On arrive sur la grande place dès les premières heures, et tout est encore dans le tendre déploiement du rêve ; le jour est plus que le jour, — et la nuit moins que la nuit. Les pigeons égrènent la ponctuation subtile et mouvante de leur tourbillonnante quête d’horizons. Le ciel descend au milieu des murs, et les jeunes ombres s’étirent derrière les fenêtres. On est devant les vieilles procuraties, et le cœur s’absente de soi-même. On devient le voyageur de son désir — étranger au pays de ses errances.

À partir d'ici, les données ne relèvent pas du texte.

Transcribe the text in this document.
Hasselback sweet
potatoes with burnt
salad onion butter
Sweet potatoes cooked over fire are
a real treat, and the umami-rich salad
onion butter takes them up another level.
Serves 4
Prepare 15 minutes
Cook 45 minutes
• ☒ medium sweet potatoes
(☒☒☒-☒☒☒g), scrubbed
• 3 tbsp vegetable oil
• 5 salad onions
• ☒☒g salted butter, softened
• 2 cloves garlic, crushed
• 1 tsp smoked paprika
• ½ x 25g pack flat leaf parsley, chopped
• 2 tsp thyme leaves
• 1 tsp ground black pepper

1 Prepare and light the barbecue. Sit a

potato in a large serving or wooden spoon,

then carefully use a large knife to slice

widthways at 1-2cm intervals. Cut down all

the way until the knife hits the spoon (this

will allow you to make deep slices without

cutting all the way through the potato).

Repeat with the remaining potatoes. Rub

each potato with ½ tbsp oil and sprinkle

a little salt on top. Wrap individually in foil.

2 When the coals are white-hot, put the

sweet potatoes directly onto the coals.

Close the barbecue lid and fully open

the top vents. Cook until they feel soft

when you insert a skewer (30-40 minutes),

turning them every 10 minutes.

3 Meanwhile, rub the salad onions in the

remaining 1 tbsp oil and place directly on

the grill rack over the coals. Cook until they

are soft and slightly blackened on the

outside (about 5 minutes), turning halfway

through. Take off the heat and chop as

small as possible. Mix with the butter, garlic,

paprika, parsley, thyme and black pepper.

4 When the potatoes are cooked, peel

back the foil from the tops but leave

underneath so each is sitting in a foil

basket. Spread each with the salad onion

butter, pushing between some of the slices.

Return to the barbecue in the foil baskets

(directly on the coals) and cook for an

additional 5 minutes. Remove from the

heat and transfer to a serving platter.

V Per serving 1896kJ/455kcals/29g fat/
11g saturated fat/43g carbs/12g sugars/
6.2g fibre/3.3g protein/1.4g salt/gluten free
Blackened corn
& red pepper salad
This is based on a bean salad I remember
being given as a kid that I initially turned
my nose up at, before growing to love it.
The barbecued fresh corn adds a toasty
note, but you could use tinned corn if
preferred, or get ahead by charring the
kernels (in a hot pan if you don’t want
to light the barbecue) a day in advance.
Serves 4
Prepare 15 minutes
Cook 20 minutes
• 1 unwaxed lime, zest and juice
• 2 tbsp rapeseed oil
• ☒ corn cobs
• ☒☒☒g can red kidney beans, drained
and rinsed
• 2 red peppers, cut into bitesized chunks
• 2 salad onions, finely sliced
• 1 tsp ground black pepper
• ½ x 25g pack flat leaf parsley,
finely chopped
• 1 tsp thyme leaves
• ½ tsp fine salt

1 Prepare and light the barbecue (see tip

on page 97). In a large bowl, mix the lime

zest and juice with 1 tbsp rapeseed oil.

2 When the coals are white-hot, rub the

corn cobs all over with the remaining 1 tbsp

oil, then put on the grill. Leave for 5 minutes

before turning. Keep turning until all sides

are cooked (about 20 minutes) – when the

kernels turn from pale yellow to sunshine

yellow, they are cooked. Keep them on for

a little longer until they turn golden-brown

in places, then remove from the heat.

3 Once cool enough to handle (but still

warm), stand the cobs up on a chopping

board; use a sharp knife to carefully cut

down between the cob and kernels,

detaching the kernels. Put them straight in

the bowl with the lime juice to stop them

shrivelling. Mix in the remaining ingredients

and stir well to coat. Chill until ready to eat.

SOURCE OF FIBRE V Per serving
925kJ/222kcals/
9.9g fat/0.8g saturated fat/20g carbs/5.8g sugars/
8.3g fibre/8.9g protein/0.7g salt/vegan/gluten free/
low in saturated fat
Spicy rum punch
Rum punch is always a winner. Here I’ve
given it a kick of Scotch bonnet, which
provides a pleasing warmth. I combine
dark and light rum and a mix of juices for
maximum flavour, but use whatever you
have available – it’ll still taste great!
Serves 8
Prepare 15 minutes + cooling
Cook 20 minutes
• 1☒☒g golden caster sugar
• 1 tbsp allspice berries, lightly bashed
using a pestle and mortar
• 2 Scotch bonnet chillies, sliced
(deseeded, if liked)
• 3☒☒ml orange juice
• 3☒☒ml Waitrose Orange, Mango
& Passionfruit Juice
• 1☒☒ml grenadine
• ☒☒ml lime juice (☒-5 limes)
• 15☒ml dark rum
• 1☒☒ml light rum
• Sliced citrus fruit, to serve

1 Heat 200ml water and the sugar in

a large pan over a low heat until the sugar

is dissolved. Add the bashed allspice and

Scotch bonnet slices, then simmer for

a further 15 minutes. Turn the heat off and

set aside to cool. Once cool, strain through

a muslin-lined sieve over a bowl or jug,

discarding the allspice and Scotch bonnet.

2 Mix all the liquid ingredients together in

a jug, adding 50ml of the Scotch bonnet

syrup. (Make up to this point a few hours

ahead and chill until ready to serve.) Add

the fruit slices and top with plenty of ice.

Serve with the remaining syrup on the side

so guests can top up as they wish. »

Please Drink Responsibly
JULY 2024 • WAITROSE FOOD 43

Il faudrait calculer le secret rapport entre la main et la pensée, — je ne suis pas sûr non plus que ce soit la pensée qui s’avance jusque dans la main, — c’est autre chose, peut-être simplement l’élan, la mise en mouvement de ce rapport justement, qui reste suspendu dans le fil courbe de la plume, et la respiration viendrait de ce qu’il faut tout de même, de temps en temps, tremper la plume dans le lac sombre de l’encrier. Peut-être les pensées sont-elles justement tout au fond dans l’encrier ? petites sirènes d’argent.